The cast and crew make the opera special. The cast includes freshman all the way to doctoral students, most from the prestigious vocal performance program.The crew is a mix of award-winning professionals, alums, and other students, including student conductor Nathan Blair, who seems to inhabit the music and not just conduct it. The three musicians for this chamber arrangement are pianist Dr. Nicholas Castravas, harpist Maria Harrison, and Mario Ramsey on percussion.

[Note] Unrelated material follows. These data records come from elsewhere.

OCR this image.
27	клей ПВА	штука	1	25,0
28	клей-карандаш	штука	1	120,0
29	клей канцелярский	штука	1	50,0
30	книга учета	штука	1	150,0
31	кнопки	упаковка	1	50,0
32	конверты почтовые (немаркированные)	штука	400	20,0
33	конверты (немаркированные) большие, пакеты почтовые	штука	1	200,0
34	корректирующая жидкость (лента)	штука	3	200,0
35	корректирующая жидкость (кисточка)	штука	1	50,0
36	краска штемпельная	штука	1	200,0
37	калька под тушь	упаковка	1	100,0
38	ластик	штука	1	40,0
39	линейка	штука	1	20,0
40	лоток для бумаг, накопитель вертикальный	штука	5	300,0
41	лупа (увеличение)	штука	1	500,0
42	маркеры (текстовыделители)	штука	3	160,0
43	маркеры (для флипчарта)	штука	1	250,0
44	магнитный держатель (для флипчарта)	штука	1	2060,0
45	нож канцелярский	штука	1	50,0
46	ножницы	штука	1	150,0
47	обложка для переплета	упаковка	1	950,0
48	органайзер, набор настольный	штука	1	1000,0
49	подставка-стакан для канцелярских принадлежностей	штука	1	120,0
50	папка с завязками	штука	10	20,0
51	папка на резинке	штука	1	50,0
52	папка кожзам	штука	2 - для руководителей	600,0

The music is a charming mix of Appalachian folk, hymns, and classical music, which makes for a distinctly American score. The libretto is written in a Southern dialect, which works surprisingly well. So does the staging by Director James Hampton. He makes great use of the intimate Ward Hall, particularly for the second act revival when he turns the theater into the church and lines up the ensemble around the audience for a gorgeous sound on “Are You Saved From Sin?” and “Come, Sinner, Tonight’s the Night.” There are two casts – with stars taking part in the ensemble on alternate nights – which makes Hampton’s direction particularly impressive.

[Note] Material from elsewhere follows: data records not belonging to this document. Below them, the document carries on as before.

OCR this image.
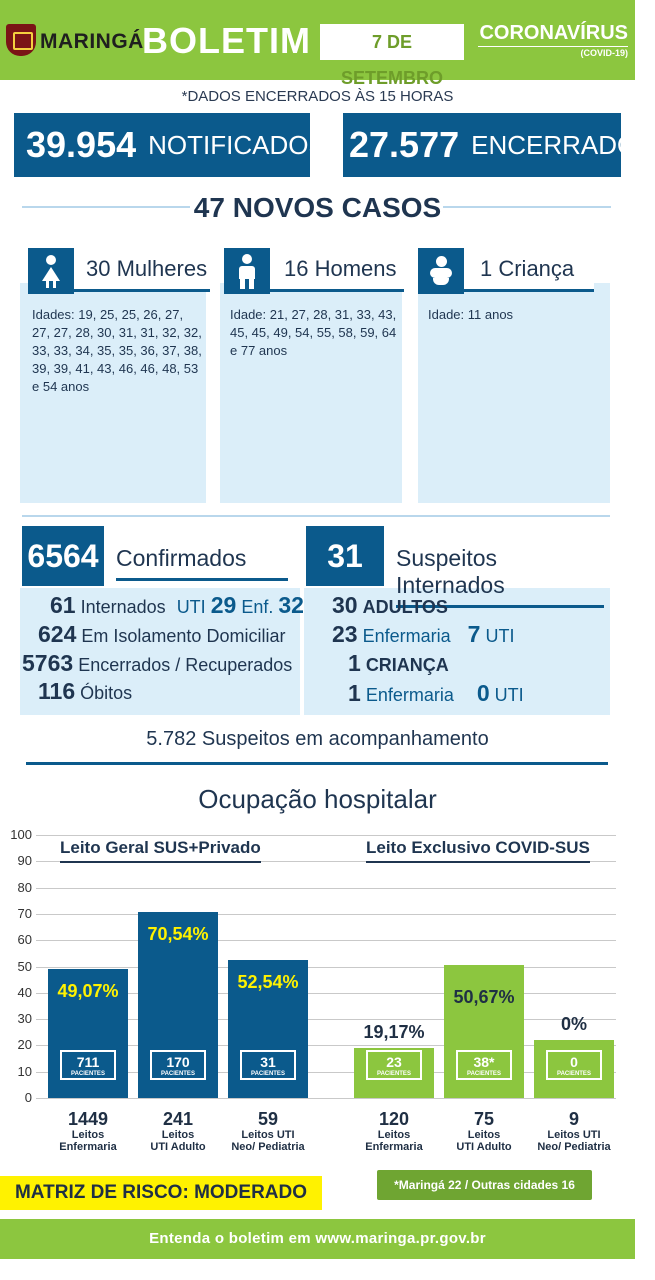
MARINGÁ
BOLETIM	7 DE SETEMBRO
CORONAVÍRUS
(COVID-19)
*DADOS ENCERRADOS ÀS 15 HORAS
39.954 NOTIFICADOS 27.577 ENCERRADOS
47 NOVOS CASOS
30 Mulheres
Idades: 19, 25, 25, 26, 27, 27, 27, 28, 30, 31, 31, 32, 32, 33, 33, 34, 35, 35, 36, 37, 38, 39, 39, 41, 43, 46, 46, 48, 53 e 54 anos
16 Homens
Idade: 21, 27, 28, 31, 33, 43, 45, 45, 49, 54, 55, 58, 59, 64 e 77 anos
1 Criança
Idade: 11 anos
6564 Confirmados
61 Internados UTI 29 Enf. 32
624 Em Isolamento Domiciliar
5763 Encerrados / Recuperados
116 Óbitos
31	Suspeitos Internados
30 ADULTOS
23 Enfermaria 7 UTI
1 CRIANÇA
1 Enfermaria 0 UTI
5.782 Suspeitos em acompanhamento
Ocupação hospitalar
0
10
20
30
40
50
60
70
80
90
100
49,07%
711
PACIENTES
1449
Leitos
Enfermaria
70,54%
170
PACIENTES
241
Leitos
UTI Adulto
52,54%
31
PACIENTES
59
Leitos UTI
Neo/ Pediatria
19,17%
23
PACIENTES
120
Leitos
Enfermaria
50,67%
38*
PACIENTES
75
Leitos
UTI Adulto
0%
0
PACIENTES
9
Leitos UTI
Neo/ Pediatria
Leito Geral SUS+Privado	Leito Exclusivo COVID-SUS
MATRIZ DE RISCO: MODERADO	*Maringá 22 / Outras cidades 16
Entenda o boletim em www.maringa.pr.gov.br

Eight singers play the hateful church elders and their wives, but there’s nothing hateful about their voices. Suhyun Kim, Madeleine Curtis, Michelle Kelly and Kristin Green (Mrs. Gleaton, Mrs. Ott, Mrs. Hayes, and Mrs. McLean) triumph on “I Ain’t Surprised, Ain’t a bit surprised.” Green especially has a voice that easily fills the theatre and pitch-perfect characterization.

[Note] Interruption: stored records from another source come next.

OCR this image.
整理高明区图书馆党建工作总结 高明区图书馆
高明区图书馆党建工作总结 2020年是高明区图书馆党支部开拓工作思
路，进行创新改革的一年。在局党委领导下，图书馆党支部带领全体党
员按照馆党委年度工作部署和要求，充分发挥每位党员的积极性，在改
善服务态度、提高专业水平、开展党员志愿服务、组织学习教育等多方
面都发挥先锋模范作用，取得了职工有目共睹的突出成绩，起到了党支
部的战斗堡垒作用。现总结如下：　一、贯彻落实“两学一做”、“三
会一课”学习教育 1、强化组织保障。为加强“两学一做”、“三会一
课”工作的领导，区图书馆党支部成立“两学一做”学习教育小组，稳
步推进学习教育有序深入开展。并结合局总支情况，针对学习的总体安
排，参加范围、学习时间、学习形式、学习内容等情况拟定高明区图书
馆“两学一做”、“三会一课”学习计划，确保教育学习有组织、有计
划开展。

Joseph Thordarson, Alexander Ruhling, Jerrod Laber, and William Powell III (Elders Hayes, Ott, Gleaton and McLean) play the accusers, who clearly have something other than religion on their minds when they see Susannah, even as they sing, “The woman is of the devil.”
Joseph Chee (Olin Blitch) plays the true villain in a piece replete with evil characters, but he outshines them all. His malevolent presence as the charismatic preacher is effective especially for the ominous, “I’m a lonely man, Susannah.”
Greg Lima and Jeffery Springer (Little Bat McLean and Sam Polk) are two standouts with stellar voices, one as Susannah’s sweetheart and one as her brother. Springer’s “Jaybird sitting on a hickory limb” is a delight but he can also handle the much more serious, “It’s about the way people is made, I reckon.”
But the star of the show in every sense is Emily Risley (Susannah). Her voice does not seem to have an upper limit on this challenging soprano role. The journey she travels and the strength required to stand against a town of people (and the talented performers playing them) requires a special actress. Risley shines and there are so many opportunities for her to do so with arias like, “Ain’t it a pretty night?” in the beginning and the very different “The trees on the mountain are cold and bare” near the end.
The set by Dominic Traino is minimalist, but it did make for a lot of scene changes, unfortunately. Fortunately, it left most of the heavy lifting to the white backdrop and the lights by Brian S. Allard. No one can do a sky like him. It is set in the ‘50s, when it was written and the costumes by Robin McGee are authentic period pieces that work well.
Susannah is a powerful and compelling opera that is as relevant as ever. As Susannah sings, “They say, they say…Who’s they?” Carlisle Floyd has written with rare insight into humanity and Catholic University mounts a very special production of this masterpiece with a new arrangement and a diverse and passionate cast of young opera stars.
Running Time: 2 hours, with one 15-minute intermission.